Ernie Putalik is a folksy small town mayor, running for Governor of Indiana. Like any candidate, he practices his speeches in the living room -- with some help from his extremely whacky next door neighbors.
“As alderman and mayor of the great town of Uniondale Indiana.” (Fanfare, laughter).
Laughter and chaos reign during the opening scenes. But the play changes abruptly when a devastating personal loss shuts down the candidate, to his campaign manager’s distress.
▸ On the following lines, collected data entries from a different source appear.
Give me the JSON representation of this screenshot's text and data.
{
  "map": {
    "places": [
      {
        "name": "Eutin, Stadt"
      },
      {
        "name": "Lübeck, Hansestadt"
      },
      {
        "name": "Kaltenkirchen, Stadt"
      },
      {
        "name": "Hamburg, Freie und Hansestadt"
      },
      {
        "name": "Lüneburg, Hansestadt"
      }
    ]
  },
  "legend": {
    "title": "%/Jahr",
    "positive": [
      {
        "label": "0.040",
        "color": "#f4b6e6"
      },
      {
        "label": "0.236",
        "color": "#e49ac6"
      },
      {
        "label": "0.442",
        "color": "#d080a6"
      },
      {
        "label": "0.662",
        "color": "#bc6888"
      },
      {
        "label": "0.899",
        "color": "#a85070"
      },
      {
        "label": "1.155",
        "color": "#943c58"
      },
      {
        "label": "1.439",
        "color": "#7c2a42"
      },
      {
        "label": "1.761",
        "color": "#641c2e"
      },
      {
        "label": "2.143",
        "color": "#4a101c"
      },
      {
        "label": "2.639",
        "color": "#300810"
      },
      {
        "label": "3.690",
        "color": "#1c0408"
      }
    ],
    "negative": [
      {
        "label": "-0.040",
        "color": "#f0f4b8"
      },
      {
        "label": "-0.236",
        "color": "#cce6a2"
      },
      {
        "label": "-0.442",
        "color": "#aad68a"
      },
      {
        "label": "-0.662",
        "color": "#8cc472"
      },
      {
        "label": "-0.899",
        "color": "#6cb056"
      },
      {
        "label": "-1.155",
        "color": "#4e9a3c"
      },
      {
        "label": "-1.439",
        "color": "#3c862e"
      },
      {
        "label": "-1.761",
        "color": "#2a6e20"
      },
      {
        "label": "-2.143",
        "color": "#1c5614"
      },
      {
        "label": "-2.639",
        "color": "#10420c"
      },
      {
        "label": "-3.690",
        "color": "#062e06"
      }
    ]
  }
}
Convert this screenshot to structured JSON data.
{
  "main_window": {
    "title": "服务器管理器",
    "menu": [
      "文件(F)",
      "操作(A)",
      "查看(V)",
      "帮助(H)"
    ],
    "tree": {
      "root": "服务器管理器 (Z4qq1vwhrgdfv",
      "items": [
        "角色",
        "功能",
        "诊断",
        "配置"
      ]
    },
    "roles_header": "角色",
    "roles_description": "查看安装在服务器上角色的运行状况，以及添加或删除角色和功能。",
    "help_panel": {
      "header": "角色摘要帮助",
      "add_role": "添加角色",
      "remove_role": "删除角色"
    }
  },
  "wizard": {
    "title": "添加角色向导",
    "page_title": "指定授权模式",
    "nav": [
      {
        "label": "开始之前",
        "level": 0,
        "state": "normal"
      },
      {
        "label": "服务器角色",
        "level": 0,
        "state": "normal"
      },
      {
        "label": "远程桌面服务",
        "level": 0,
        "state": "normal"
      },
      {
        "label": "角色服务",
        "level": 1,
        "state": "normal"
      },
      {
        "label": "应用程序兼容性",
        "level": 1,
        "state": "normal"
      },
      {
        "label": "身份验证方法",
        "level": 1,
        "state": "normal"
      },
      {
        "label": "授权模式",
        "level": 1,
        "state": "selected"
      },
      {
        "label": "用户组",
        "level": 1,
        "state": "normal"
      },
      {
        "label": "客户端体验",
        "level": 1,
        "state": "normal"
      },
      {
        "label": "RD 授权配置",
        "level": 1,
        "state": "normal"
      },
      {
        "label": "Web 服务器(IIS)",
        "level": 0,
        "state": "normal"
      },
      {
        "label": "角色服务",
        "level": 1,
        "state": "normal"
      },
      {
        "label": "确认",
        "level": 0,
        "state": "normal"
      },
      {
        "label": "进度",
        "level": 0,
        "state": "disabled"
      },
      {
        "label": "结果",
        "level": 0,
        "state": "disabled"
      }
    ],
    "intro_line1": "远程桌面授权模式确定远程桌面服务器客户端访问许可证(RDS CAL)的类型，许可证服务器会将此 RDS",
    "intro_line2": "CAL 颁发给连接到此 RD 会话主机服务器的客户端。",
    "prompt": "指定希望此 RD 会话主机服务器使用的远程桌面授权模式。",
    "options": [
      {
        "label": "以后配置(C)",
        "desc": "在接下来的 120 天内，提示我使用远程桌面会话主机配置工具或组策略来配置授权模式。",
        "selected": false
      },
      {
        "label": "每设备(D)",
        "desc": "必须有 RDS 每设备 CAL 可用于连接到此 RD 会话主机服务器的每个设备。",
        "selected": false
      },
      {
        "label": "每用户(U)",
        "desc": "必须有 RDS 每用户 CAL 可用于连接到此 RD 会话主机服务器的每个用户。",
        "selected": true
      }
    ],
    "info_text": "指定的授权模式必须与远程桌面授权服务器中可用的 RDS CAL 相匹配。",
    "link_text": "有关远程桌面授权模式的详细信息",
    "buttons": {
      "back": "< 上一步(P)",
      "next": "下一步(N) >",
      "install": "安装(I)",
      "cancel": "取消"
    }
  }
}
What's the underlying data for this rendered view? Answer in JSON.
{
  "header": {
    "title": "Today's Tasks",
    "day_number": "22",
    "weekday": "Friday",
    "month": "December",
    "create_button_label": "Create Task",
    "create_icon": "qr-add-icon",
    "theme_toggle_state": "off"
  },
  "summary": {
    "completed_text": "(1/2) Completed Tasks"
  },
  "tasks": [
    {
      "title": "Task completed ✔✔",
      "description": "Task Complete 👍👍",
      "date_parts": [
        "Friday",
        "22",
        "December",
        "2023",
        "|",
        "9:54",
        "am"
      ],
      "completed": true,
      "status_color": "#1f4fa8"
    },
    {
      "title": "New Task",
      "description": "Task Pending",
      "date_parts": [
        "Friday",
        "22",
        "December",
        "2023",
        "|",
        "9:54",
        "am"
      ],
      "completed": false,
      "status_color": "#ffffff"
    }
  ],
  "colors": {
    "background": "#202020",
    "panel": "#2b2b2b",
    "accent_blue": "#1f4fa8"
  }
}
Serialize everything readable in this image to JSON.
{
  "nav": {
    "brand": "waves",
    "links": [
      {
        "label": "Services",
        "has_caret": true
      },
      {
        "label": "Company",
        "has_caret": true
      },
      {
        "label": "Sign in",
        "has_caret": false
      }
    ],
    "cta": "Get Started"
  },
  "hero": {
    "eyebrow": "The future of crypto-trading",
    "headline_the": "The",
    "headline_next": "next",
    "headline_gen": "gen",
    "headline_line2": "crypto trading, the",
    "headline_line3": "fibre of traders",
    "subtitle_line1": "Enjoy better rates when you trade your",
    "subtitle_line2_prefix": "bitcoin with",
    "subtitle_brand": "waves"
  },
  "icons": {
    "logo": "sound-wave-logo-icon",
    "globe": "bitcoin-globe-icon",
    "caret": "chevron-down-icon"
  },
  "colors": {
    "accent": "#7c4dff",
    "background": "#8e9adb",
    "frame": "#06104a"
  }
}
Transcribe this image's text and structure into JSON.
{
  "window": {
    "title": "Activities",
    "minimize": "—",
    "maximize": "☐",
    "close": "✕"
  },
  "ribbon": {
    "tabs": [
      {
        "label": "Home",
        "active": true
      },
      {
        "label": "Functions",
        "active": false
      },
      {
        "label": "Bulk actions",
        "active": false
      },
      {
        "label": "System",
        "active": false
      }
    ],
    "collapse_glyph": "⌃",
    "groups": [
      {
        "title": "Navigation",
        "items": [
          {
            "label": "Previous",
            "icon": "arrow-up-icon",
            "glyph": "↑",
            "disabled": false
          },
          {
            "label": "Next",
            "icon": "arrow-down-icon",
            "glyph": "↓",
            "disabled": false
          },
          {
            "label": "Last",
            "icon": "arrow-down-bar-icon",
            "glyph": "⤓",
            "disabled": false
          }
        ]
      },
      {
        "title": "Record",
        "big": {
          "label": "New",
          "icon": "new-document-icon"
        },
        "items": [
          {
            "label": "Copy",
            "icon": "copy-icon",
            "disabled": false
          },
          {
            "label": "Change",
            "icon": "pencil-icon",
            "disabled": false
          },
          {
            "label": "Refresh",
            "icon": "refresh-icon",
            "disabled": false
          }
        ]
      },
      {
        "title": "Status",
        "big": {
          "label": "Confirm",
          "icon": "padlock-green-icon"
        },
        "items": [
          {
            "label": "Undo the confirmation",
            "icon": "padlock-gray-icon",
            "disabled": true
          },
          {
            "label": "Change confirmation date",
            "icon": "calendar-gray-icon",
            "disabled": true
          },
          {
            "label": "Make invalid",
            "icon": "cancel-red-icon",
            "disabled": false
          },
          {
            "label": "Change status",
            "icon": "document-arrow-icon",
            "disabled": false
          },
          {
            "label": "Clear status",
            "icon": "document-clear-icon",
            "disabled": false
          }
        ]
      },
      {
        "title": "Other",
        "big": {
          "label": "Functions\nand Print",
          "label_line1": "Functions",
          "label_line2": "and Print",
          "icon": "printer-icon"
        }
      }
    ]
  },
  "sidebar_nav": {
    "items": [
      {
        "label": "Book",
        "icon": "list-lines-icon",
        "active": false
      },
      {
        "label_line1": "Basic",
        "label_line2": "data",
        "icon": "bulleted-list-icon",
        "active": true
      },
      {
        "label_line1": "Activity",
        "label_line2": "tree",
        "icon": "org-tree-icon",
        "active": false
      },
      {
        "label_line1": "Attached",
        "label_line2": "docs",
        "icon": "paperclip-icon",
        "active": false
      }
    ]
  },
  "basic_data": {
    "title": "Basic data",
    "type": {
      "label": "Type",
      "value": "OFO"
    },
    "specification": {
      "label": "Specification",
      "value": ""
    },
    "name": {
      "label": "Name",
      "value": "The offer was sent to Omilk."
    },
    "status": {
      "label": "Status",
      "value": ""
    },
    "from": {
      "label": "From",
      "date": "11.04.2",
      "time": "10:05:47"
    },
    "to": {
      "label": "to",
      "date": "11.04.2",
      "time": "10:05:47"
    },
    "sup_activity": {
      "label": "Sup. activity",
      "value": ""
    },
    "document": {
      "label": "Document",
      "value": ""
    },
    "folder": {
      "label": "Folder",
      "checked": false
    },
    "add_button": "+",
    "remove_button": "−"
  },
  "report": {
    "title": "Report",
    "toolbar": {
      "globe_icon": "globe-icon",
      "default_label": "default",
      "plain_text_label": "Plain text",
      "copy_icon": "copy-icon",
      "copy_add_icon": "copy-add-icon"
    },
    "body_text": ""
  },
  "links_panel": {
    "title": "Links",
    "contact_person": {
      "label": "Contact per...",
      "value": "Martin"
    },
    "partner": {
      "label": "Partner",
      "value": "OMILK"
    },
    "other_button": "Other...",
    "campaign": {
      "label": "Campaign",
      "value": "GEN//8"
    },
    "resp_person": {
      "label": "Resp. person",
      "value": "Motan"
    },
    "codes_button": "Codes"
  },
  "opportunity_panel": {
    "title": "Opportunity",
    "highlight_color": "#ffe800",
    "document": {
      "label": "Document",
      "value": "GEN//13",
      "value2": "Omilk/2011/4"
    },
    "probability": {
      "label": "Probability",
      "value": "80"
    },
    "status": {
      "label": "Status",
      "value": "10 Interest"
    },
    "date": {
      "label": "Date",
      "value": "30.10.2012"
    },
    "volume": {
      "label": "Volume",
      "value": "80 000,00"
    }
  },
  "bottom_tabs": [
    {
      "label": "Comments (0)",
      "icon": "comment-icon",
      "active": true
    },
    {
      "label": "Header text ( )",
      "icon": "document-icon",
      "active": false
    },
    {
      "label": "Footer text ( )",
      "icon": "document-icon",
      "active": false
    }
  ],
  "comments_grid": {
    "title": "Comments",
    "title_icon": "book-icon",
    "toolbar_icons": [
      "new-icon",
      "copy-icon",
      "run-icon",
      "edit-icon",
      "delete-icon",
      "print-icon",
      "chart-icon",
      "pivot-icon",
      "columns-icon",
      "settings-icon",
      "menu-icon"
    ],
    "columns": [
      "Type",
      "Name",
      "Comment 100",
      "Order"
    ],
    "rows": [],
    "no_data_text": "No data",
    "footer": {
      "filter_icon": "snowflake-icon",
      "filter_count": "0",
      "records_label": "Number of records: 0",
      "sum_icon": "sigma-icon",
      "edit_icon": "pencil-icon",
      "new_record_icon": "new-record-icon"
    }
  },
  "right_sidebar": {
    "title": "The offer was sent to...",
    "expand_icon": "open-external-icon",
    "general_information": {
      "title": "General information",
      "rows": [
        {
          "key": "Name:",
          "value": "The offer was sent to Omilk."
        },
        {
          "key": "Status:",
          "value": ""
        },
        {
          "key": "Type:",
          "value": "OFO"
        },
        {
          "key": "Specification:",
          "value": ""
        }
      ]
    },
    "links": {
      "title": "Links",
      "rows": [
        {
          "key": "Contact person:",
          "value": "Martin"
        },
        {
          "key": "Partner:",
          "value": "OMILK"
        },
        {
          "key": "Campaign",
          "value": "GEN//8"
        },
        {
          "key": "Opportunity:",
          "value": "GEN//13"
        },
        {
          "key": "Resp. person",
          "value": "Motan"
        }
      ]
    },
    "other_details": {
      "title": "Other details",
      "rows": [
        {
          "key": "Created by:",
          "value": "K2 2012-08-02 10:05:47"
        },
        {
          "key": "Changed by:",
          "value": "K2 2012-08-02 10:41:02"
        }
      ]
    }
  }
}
“Ten days Ernie. The press is eating my brain. Now they’re calling, all of them, every hour… How’s Ernie, when will we see him, is he OK?”
“Tell them I’m fine.”
“That’s what I’ve been telling them.”
“Then they should be fine.”
“There’s a shelf life on public grief.”
Silliness and sadness walk side by side in this play. It’s a comedy in which the decisive event is a tragic setback. Sometimes, the combination is effective, like the scene in which the devastated candidate tries to start a philosophical discussion with a phone solicitor. But other times, things don’t jell. There’s one corny scene involving squirrels that ought to be revised. Busfield hasn’t produced a classic here, but it’s good to see an original script during a holiday season dominated by familiar revivals.
Hear The Grass Grow continues at the B Street Theatre through January 4th.